Veniamo ad oggi. Con le elezioni alle porte, il problema per le donne non è più l’astensionismo, semmai avere un’adeguata rappresentanza. Cosa ne pensa?
«Il principio della democrazia paritaria è irrinunciabile oggi, e Ande infatti lavora per questo. Basti pensare alla recente diffida da parte della sezione romana ai sindaci dei comuni di Civitavecchia, Cerveteri, Frosinone, Gaeta, Ladispoli, Minturno e Rieti, per non aver rispettato le pari opportunità nella formazione delle loro giunte. Un ricorso poi vinto con molta soddisfazione».
Eppure le donne sono quasi il 52 per cento dell’elettorato: basterebbe che le donne votassero le donne, cosa non affatto scontata…
«Su questo punto c’è ancora molto da lavorare. Molto spesso le donne non sono capaci di fare rete e vince ancora un’antica diffidenza. Penso che ci vorrà ancora qualche generazione per questa maturazione: in fondo, siamo un Paese giovane, 150 anni di storia sono un sospiro per costruire un vero senso dello Stato, un vero senso civico. Ma se pensiamo che la rivoluzionaria rinuncia di Franca Viola (la prima donna italiana a rifiutare il matrimonio riparatore, ndr) era del 1966, capiamo quanta strada è stata comunque fatta».

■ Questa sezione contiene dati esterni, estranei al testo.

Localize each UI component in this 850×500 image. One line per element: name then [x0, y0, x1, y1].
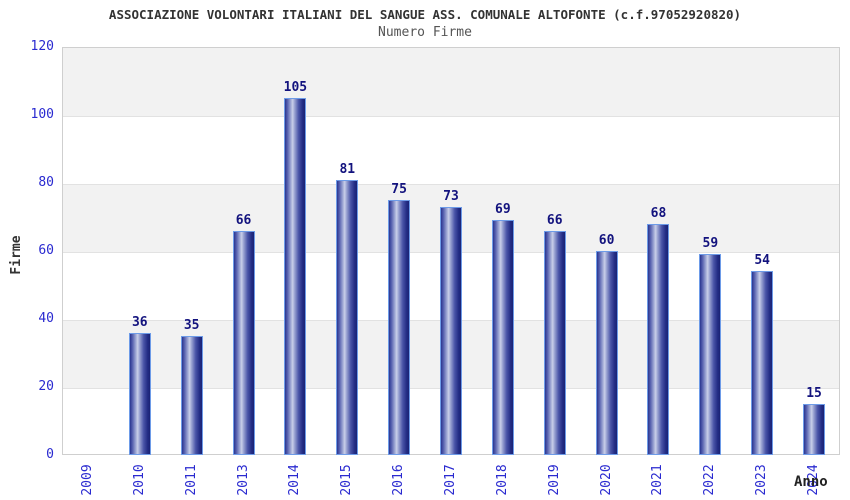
bar-value-label-2011: 35 — [183, 318, 200, 333]
bar-value-label-2013: 66 — [235, 212, 252, 228]
bar-value-label-2023: 54 — [754, 253, 771, 269]
x-tick-label-2013: 2013 — [235, 464, 251, 496]
bar-value-label-2014: 105 — [283, 80, 308, 95]
x-axis-title: Anno — [794, 474, 828, 490]
y-tick-label-80: 80 — [38, 175, 54, 190]
y-tick-label-120: 120 — [30, 39, 54, 54]
x-tick-label-2021: 2021 — [650, 464, 666, 496]
x-tick-label-2009: 2009 — [79, 464, 95, 496]
x-tick-label-2010: 2010 — [131, 464, 147, 496]
bar-value-label-2021: 68 — [650, 205, 667, 221]
x-tick-label-2019: 2019 — [546, 464, 562, 496]
y-axis-title: Firme — [9, 235, 24, 275]
bar-2019 — [543, 230, 566, 455]
bar-2023 — [751, 271, 774, 455]
y-tick-label-20: 20 — [38, 379, 54, 394]
bar-2010 — [128, 332, 151, 455]
x-tick-label-2014: 2014 — [287, 464, 303, 496]
y-tick-label-60: 60 — [38, 243, 54, 258]
y-tick-label-100: 100 — [30, 107, 54, 122]
bar-2018 — [491, 220, 514, 455]
chart-title: ASSOCIAZIONE VOLONTARI ITALIANI DEL SANG… — [108, 7, 742, 22]
bar-value-label-2019: 66 — [546, 212, 563, 228]
bar-value-label-2024: 15 — [806, 386, 822, 401]
gridline-80 — [63, 184, 839, 185]
bar-2024 — [803, 404, 826, 455]
bar-value-label-2020: 60 — [598, 233, 615, 248]
bar-2015 — [336, 179, 359, 455]
bar-2011 — [180, 336, 203, 455]
bar-2022 — [699, 254, 722, 455]
bar-2021 — [647, 223, 670, 455]
y-tick-label-0: 0 — [46, 447, 54, 462]
bar-2014 — [284, 98, 307, 455]
bar-value-label-2015: 81 — [339, 161, 356, 177]
bar-2016 — [388, 200, 411, 455]
y-tick-label-40: 40 — [38, 311, 54, 326]
bar-2020 — [595, 251, 618, 455]
bar-value-label-2022: 59 — [702, 236, 719, 252]
x-tick-label-2017: 2017 — [443, 464, 458, 496]
bar-value-label-2018: 69 — [495, 202, 511, 218]
bar-2013 — [232, 230, 255, 455]
x-tick-label-2015: 2015 — [339, 464, 355, 496]
x-tick-label-2018: 2018 — [494, 464, 510, 496]
gridline-100 — [63, 116, 839, 117]
bar-value-label-2010: 36 — [131, 314, 148, 330]
x-tick-label-2022: 2022 — [702, 464, 718, 496]
chart-subtitle: Numero Firme — [378, 25, 472, 40]
bar-2017 — [440, 206, 462, 455]
bar-value-label-2017: 73 — [443, 188, 459, 204]
bar-value-label-2016: 75 — [391, 182, 407, 197]
x-tick-label-2023: 2023 — [754, 464, 770, 496]
x-tick-label-2020: 2020 — [598, 464, 614, 496]
x-tick-label-2011: 2011 — [183, 464, 199, 496]
x-tick-label-2016: 2016 — [391, 464, 407, 496]
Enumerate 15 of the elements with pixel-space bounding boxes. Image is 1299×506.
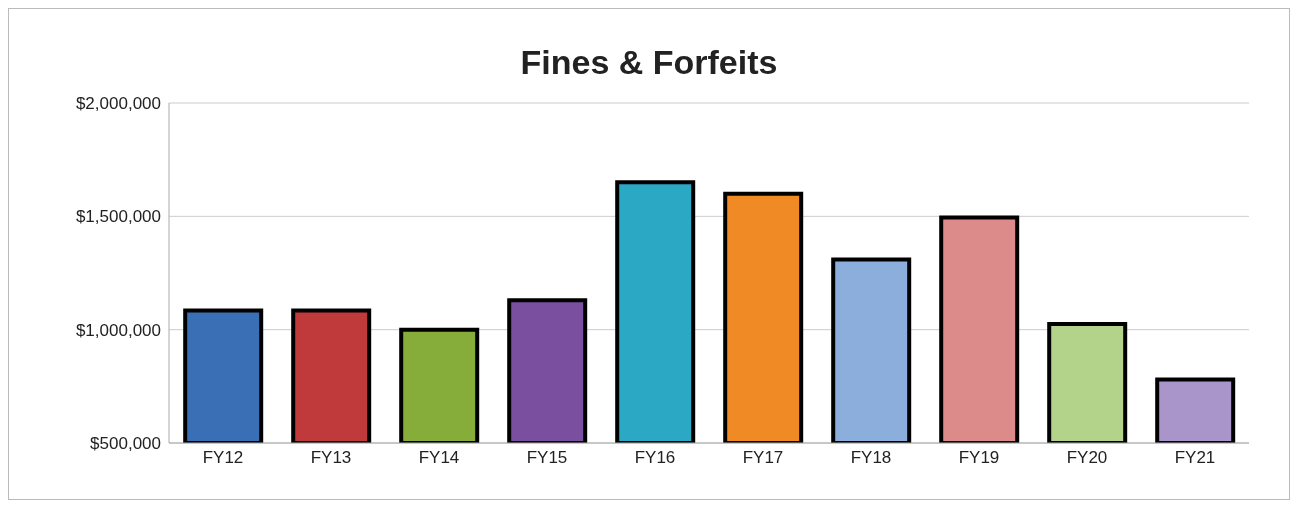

Lei è favorevole alle quote rosa?
«Come “andina” le rispondo di sì… pensi che Ande organizzò un convegno sul tema già 15 anni fa. Ma i miei sentimenti personali appartengono a un’altra generazione, una generazione consapevole, e forse più sicura di quanto lo siano le donne oggi, del loro potere. Le donne avevano, e hanno, tutte le qualità per raggiungere posizioni che spetterebbero loro per merito e non per quota. Così, preferirei parlare di pari opportunità piuttosto che di quote rosa che sono, a livello personale, quasi un’umiliazione».
Quali sono i 5 punti fondamentali dell’agenda al femminile per questo Paese?
«Bisogna senz’altro modificare questa legge elettorale che non garantisce una vera rappresentanza paritaria. Ma bisogna anche lavorare per l’affermazione del merito e lottare contro la corruzione. Mi faccia dire però che senza il ricordo, senza coltivare la memoria, non si crea nessun interesse per il bene comune di oggi e del futuro».